O que muda quando o contrato é omisso
O art. 406 do Código Civil determina que, quando os juros não forem convencionados, ou o forem sem taxa estipulada, ou decorrerem de determinação legal, eles serão fixados de acordo com a taxa legal. Antes da reforma de 2024, a jurisprudência majoritária entendia essa taxa legal como equivalente à Selic (com discussões sobre cumulação com outros índices). A Lei 14.905/2024 acabou com a ambiguidade: criou uma fórmula própria, deixando de simplesmente remeter à Selic cheia.
Como fica a fórmula da taxa legal hoje
O novo § 1º do art. 406 amarra a taxa legal ao referencial da Selic — o Sistema Especial de Liquidação e de Custódia — subtraído o percentual de atualização monetária de que cuida o parágrafo único do art. 389 do Código Civil. Em outras palavras: a fórmula usa a Selic já sem a parte inflacionária, evitando que o credor de empresa some duas vezes o mesmo componente. A metodologia de cálculo e a forma de aplicação ficam a cargo do Conselho Monetário Nacional, com divulgação pelo Banco Central, e o § 3º do mesmo dispositivo zera o resultado quando ele sair negativo naquele período.
Na prática, isso significa que o percentual mensal que muita gente ainda repete de cor (a ideia fixa de "1% ao mês") deixou de ser o parâmetro seguro: o valor correto depende da metodologia vigente do Banco Central no período de referência da dívida, e não de uma conta fixa feita de memória.

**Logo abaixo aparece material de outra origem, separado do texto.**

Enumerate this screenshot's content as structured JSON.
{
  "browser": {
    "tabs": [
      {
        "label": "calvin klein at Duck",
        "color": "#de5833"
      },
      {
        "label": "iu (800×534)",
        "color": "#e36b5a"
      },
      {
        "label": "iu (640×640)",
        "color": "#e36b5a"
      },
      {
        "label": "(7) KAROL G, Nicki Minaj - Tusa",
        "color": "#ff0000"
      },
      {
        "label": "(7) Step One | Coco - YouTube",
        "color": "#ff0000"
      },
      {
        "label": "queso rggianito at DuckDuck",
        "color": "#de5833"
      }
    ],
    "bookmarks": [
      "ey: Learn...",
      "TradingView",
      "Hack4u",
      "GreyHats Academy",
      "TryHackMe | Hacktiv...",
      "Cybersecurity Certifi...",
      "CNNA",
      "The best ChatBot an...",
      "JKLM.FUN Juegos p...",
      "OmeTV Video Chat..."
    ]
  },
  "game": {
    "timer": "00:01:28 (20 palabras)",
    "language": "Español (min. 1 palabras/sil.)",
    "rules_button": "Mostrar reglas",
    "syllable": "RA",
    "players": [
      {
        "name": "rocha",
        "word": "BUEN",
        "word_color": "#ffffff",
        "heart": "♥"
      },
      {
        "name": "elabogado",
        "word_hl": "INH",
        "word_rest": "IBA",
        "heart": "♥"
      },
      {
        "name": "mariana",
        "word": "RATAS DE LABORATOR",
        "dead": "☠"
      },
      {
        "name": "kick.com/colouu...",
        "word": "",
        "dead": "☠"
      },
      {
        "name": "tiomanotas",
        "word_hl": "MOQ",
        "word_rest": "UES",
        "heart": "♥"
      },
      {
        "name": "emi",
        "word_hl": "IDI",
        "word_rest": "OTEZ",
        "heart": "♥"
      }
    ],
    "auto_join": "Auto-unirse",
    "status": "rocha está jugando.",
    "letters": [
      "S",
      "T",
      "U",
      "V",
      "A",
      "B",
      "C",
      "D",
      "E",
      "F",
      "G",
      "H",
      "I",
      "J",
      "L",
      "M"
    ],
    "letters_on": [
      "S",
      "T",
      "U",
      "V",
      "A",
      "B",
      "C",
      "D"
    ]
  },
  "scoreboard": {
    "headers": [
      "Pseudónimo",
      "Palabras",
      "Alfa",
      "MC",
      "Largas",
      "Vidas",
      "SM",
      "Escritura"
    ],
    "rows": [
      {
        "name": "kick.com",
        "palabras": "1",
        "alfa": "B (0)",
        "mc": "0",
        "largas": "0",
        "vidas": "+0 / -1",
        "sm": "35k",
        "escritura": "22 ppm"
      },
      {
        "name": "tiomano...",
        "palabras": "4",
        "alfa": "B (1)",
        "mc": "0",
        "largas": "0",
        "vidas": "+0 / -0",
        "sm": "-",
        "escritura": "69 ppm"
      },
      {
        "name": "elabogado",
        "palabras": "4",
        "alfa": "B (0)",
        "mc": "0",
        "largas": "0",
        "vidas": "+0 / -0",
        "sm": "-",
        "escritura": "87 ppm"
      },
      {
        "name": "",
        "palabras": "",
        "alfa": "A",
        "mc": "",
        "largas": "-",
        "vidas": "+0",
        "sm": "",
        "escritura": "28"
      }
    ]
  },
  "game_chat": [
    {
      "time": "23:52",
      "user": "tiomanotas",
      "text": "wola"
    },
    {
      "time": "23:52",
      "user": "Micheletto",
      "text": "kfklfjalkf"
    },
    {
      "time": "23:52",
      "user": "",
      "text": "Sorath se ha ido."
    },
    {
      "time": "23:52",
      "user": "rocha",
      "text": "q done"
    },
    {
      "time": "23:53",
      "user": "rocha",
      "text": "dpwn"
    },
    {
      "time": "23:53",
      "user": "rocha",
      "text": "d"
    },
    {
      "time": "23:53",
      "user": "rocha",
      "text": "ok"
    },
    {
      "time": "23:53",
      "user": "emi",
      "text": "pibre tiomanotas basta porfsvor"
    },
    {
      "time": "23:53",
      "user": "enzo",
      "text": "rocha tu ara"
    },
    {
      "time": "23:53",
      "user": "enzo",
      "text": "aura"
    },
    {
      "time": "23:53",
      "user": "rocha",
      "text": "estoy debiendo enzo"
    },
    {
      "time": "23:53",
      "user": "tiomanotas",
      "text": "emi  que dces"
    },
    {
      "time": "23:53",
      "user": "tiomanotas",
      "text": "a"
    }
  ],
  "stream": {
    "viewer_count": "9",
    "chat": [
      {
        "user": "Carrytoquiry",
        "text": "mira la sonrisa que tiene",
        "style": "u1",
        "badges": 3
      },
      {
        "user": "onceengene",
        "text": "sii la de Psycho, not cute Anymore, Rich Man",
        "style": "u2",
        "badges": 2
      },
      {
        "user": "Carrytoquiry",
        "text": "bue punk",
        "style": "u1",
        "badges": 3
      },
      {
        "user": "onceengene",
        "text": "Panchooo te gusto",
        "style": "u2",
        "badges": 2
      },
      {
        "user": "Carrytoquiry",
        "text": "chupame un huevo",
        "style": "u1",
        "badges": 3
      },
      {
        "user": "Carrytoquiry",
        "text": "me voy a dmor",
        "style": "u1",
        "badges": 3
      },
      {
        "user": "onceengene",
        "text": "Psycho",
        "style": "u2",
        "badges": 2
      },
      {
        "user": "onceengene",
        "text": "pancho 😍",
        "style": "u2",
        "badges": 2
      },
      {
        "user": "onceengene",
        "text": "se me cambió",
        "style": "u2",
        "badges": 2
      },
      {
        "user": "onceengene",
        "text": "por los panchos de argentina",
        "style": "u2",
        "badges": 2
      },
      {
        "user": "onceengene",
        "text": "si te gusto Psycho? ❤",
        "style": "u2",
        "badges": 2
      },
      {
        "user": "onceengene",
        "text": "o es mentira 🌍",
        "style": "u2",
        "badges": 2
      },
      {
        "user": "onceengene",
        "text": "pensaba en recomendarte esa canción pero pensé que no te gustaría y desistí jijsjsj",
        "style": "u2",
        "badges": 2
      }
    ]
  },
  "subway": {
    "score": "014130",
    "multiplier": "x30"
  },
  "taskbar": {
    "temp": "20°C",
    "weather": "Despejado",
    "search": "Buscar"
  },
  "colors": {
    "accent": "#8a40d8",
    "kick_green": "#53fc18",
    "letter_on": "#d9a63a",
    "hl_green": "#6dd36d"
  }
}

E a correção monetária, quando não há índice combinado
O parágrafo único do art. 389 do Código Civil resolve a lacuna sobre atualização monetária: na hipótese de o índice não ter sido convencionado nem previsto em lei específica, aplica-se a variação do Índice Nacional de Preços ao Consumidor Amplo (IPCA), apurado pelo IBGE. Como esse IPCA já entra no cálculo da taxa legal de juros do art. 406, o credor não soma os dois de forma cega — a fórmula legal já contempla a dedução para evitar bis in idem.
Por que vale a pena combinar juros e índice no próprio contrato
Justamente porque a regra supletiva depende da metodologia oficial, contratos empresariais podem definir taxa de juros moratórios e índice de atualização para reduzir incerteza. Essa estipulação não se confunde com cláusula penal e não fica, por esse simples motivo, submetida aos arts. 412 e 413.
A validade da taxa e do índice deve ser examinada segundo a natureza da operação, eventual legislação especial, boa-fé e vedações aplicáveis. A mera existência de relação B2B não torna irrestrita qualquer fórmula financeira.
Perguntas frequentes
Onde encontro o percentual atualizado da taxa legal do art. 406?
A metodologia de cálculo e sua divulgação cabem ao Conselho Monetário Nacional e ao Banco Central do Brasil, conforme o § 2º do art. 406 do Código Civil; o valor atualizado para o período da dívida deve ser consultado diretamente nas fontes oficiais do Banco Central.